How beautiful is obedience to the commands of God! Let us purpose to honor our parents and to obey them in the Lord.
"The way of the Lord is strength to the upright: but destruction shall be to the workers of iniquity" Proverbs 10:29


Jonathan said...


That simply was a good post, and I found it encouraging to read. Yes, we all need to keep going back to the basics in of our Christian walk.

The part about parents expecting rebellion in their teenagers is, sadly, so true. They think this is just part of the natural growing up process. Sure, when children get older (in their teens) they begin thinking more for themselves and start questioning their parents decisions, and this is fine, if done in a respectful way, but rebellion is not. It is sin.
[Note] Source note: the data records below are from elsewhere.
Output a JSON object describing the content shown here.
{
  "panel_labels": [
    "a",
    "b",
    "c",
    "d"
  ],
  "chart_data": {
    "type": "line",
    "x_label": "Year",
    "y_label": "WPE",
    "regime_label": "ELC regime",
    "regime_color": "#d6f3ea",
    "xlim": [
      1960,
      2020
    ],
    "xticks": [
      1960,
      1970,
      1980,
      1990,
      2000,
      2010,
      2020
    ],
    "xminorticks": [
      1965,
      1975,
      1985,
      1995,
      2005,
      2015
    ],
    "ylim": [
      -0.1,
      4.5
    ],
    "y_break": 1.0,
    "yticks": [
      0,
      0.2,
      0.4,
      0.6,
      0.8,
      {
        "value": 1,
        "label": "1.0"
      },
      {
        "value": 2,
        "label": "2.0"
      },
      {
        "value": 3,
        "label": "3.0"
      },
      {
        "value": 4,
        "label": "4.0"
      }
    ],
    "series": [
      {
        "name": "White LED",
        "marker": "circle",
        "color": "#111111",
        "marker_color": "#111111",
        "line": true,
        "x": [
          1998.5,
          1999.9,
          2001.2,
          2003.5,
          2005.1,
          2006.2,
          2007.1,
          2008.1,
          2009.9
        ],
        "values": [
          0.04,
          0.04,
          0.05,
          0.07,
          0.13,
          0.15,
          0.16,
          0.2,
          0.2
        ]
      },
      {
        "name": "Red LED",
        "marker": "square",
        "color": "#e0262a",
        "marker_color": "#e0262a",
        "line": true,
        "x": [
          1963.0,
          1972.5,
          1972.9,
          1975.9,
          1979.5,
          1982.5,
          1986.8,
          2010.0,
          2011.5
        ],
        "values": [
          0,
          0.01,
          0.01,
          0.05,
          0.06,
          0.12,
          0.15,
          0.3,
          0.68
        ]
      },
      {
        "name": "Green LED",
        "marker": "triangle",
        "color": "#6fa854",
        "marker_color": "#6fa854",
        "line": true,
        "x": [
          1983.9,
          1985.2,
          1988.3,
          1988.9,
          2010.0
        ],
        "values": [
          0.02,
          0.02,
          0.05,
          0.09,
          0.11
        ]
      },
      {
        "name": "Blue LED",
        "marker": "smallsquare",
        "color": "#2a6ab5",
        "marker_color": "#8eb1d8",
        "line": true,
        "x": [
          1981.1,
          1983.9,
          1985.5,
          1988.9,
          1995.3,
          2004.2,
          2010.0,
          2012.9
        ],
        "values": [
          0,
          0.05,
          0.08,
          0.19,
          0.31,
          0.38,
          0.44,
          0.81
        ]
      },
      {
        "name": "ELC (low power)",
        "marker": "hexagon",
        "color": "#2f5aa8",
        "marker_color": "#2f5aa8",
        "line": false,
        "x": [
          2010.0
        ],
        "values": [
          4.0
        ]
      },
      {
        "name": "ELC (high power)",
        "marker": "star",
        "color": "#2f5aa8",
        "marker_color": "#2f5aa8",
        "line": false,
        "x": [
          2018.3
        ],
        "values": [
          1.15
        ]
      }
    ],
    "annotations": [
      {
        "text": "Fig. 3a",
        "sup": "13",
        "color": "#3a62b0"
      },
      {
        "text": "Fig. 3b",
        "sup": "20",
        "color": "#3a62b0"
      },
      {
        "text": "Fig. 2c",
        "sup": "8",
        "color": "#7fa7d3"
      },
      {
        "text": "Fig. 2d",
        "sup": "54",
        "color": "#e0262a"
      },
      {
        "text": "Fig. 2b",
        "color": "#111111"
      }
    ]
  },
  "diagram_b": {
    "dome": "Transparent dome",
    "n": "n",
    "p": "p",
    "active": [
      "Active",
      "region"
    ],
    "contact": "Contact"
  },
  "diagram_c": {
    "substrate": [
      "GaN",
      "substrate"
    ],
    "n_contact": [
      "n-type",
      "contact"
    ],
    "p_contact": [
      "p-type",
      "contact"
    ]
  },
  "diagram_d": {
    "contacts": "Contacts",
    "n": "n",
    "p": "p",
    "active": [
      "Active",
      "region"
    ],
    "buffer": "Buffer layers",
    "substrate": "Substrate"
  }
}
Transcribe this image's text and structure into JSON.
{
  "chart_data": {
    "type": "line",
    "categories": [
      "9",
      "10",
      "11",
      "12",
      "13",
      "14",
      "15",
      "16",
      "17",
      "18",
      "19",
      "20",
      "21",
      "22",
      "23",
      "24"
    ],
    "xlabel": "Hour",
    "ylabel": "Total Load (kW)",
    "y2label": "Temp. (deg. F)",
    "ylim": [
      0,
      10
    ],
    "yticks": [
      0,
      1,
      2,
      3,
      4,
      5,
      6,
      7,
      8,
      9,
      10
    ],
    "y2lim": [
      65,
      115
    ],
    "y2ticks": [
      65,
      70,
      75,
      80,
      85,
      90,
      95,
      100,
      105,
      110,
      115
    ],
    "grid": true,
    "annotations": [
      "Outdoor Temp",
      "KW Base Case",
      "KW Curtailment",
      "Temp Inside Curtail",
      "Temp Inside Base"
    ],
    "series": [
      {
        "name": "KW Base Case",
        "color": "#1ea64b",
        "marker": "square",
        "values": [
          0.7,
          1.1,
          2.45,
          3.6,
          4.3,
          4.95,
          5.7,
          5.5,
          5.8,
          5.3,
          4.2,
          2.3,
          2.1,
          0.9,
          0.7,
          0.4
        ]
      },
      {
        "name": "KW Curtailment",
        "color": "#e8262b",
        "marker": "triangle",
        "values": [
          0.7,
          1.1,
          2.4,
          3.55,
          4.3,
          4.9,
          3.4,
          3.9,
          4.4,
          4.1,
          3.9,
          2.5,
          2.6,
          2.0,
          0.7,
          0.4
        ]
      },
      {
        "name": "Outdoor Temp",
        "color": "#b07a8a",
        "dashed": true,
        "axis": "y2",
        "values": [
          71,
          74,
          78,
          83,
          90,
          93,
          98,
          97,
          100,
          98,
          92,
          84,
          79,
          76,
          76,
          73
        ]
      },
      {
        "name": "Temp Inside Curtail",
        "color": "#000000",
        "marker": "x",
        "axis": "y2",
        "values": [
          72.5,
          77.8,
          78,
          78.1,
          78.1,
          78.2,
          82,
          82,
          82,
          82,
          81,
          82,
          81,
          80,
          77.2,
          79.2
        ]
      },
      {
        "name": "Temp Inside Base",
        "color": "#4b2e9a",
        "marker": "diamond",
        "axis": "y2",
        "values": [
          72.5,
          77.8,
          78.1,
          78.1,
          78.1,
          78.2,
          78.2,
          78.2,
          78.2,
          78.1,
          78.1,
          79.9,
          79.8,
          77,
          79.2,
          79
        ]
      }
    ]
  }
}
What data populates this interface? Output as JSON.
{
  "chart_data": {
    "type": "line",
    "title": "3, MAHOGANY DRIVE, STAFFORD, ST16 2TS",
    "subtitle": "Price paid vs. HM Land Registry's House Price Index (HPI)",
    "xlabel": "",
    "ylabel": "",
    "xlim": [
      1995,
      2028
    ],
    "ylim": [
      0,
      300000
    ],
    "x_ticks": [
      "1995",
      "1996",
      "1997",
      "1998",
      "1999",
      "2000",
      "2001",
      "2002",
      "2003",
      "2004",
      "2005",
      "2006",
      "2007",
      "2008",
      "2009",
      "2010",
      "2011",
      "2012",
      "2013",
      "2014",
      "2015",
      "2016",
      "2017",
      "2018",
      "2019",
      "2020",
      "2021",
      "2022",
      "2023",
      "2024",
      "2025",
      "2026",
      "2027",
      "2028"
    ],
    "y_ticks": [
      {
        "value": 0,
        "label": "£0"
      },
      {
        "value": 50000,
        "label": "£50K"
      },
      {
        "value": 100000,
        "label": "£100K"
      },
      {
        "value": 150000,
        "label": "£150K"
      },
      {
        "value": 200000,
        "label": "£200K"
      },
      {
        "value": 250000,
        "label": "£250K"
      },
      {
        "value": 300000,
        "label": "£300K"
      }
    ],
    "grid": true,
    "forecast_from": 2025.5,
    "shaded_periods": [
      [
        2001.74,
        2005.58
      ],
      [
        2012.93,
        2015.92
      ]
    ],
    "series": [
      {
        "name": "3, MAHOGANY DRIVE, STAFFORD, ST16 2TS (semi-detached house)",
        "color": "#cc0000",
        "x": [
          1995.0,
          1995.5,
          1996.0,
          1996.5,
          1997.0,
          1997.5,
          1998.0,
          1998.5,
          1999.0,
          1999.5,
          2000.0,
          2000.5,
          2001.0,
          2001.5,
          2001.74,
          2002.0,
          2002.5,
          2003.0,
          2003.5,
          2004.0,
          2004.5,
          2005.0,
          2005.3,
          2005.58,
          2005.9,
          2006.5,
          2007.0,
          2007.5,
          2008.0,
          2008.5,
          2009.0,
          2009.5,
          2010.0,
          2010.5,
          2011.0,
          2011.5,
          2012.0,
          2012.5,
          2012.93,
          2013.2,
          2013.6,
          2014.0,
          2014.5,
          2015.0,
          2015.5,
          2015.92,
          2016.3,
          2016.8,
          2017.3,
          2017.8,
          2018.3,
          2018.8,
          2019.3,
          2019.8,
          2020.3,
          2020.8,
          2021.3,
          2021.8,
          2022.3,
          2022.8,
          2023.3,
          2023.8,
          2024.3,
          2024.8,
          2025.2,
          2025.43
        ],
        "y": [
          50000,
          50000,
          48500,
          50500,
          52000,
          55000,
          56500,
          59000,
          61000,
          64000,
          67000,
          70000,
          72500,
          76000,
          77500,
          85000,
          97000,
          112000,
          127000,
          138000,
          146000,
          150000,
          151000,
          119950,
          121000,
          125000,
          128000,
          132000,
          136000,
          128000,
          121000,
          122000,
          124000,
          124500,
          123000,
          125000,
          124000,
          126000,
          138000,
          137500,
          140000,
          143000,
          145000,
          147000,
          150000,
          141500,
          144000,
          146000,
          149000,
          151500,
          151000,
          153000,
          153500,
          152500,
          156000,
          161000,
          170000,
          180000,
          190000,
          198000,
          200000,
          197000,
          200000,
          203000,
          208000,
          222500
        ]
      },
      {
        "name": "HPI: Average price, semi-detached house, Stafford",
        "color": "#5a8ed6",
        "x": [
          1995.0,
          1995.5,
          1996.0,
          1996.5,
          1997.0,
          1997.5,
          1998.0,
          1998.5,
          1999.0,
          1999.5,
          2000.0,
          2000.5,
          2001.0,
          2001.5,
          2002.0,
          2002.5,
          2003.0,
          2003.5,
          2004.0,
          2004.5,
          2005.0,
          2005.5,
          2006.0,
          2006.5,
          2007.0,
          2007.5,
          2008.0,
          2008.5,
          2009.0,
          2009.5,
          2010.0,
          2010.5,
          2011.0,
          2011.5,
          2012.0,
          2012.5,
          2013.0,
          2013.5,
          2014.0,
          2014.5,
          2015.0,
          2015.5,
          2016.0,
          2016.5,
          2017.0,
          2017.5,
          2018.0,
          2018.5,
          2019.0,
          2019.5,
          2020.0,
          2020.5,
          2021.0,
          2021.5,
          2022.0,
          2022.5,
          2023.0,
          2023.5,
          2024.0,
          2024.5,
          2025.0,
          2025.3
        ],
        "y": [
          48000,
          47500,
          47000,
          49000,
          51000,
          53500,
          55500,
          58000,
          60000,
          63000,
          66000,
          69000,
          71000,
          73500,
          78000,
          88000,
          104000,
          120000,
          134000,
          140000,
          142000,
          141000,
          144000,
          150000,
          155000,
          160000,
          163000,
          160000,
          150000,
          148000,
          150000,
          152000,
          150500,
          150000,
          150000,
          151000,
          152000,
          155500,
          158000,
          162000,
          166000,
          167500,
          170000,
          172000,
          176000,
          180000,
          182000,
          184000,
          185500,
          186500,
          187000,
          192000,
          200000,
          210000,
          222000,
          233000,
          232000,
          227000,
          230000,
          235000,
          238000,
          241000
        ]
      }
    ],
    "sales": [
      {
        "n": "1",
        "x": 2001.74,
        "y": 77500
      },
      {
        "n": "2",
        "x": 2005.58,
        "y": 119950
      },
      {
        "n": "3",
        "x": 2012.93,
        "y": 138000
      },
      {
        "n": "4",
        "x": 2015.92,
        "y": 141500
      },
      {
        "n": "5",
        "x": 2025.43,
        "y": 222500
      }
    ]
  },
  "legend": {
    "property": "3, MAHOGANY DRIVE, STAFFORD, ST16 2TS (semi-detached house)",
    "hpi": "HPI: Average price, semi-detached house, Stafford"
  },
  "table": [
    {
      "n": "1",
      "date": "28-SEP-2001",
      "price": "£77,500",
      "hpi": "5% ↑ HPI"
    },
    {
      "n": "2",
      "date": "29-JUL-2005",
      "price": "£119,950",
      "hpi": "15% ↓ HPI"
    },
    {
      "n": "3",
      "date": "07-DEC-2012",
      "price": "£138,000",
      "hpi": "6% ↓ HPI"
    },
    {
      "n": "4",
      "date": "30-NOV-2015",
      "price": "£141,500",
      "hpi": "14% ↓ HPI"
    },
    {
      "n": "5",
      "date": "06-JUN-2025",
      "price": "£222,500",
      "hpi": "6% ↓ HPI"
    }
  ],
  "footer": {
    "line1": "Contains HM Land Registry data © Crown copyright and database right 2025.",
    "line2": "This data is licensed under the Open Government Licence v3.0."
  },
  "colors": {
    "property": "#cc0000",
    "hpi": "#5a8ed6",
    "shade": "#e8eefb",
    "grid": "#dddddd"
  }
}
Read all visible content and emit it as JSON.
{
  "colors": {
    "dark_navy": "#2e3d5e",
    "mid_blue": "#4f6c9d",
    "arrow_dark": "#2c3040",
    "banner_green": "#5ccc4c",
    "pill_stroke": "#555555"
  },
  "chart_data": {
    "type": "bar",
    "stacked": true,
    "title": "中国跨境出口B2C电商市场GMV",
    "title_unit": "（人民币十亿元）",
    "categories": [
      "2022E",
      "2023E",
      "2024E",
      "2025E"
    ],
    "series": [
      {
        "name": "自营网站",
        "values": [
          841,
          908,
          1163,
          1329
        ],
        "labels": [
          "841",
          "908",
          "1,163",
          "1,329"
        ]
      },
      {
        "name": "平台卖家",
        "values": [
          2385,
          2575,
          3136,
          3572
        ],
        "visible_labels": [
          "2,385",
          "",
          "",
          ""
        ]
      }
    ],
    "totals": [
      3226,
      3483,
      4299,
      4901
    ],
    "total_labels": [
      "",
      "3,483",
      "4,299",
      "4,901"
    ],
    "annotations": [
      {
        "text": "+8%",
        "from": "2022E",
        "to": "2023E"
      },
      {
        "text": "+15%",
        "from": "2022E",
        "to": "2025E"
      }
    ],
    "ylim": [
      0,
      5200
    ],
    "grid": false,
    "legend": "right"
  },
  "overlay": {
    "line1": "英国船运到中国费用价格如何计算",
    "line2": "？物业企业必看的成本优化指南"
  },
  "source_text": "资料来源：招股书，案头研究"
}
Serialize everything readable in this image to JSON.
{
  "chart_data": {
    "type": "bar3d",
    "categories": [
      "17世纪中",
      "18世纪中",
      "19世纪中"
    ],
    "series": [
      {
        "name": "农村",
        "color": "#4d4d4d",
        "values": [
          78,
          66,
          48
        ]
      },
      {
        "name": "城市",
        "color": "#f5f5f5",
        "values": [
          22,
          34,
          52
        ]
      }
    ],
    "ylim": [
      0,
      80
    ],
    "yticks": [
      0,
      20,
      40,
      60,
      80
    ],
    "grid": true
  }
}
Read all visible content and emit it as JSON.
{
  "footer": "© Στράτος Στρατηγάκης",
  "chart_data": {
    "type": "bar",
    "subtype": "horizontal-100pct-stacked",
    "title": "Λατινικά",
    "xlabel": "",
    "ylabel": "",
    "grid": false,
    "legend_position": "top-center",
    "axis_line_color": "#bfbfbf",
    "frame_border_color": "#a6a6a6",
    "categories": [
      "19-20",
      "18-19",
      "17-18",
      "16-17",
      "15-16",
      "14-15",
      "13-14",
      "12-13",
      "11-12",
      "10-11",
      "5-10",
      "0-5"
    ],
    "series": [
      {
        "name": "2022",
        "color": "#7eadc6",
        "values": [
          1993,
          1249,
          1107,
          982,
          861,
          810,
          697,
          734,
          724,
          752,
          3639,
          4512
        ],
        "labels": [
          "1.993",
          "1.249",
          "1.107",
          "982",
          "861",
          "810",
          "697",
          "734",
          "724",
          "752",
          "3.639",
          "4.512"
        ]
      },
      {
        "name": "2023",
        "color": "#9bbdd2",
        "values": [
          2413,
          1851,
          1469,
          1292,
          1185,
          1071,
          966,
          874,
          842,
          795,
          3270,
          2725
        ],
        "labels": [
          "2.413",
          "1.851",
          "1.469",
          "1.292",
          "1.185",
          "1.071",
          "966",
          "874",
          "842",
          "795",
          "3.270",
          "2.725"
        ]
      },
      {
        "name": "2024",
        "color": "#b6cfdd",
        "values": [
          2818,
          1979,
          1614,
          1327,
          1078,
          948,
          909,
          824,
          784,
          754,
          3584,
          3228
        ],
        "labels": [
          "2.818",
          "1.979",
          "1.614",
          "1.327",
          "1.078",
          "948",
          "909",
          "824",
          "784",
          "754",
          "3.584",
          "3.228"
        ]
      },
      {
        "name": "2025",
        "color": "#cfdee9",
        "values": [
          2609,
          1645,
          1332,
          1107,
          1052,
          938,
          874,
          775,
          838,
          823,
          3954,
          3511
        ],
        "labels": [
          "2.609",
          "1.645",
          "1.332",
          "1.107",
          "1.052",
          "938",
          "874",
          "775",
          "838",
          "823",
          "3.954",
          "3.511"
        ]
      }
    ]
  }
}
I also want to reiterate the point about honoring our parents and their counsel, even when it seems so wrong. Young people, God has set up authorities and checks and balances in our lives to help us make the right decisions during this very important stage of life. Parents care for us in a way no one else on the planet does. It is through them, I believe, if we are truly honoring and submitting to them, that God will lead us. Even if our parents have made an unwise decision, God WILL honor our submission to them and bless us for it. And remember, God is working all things together for our good and His glory; and no blessed thing He has meant for our lives will some how be missed out on if we honor our parents.

Leah said...

Well said. It is through a child's obedience and honor of their parents that they give to the Lord the honor and worship He deserves, for He is the one offended by a child not honoring what He has placed over them.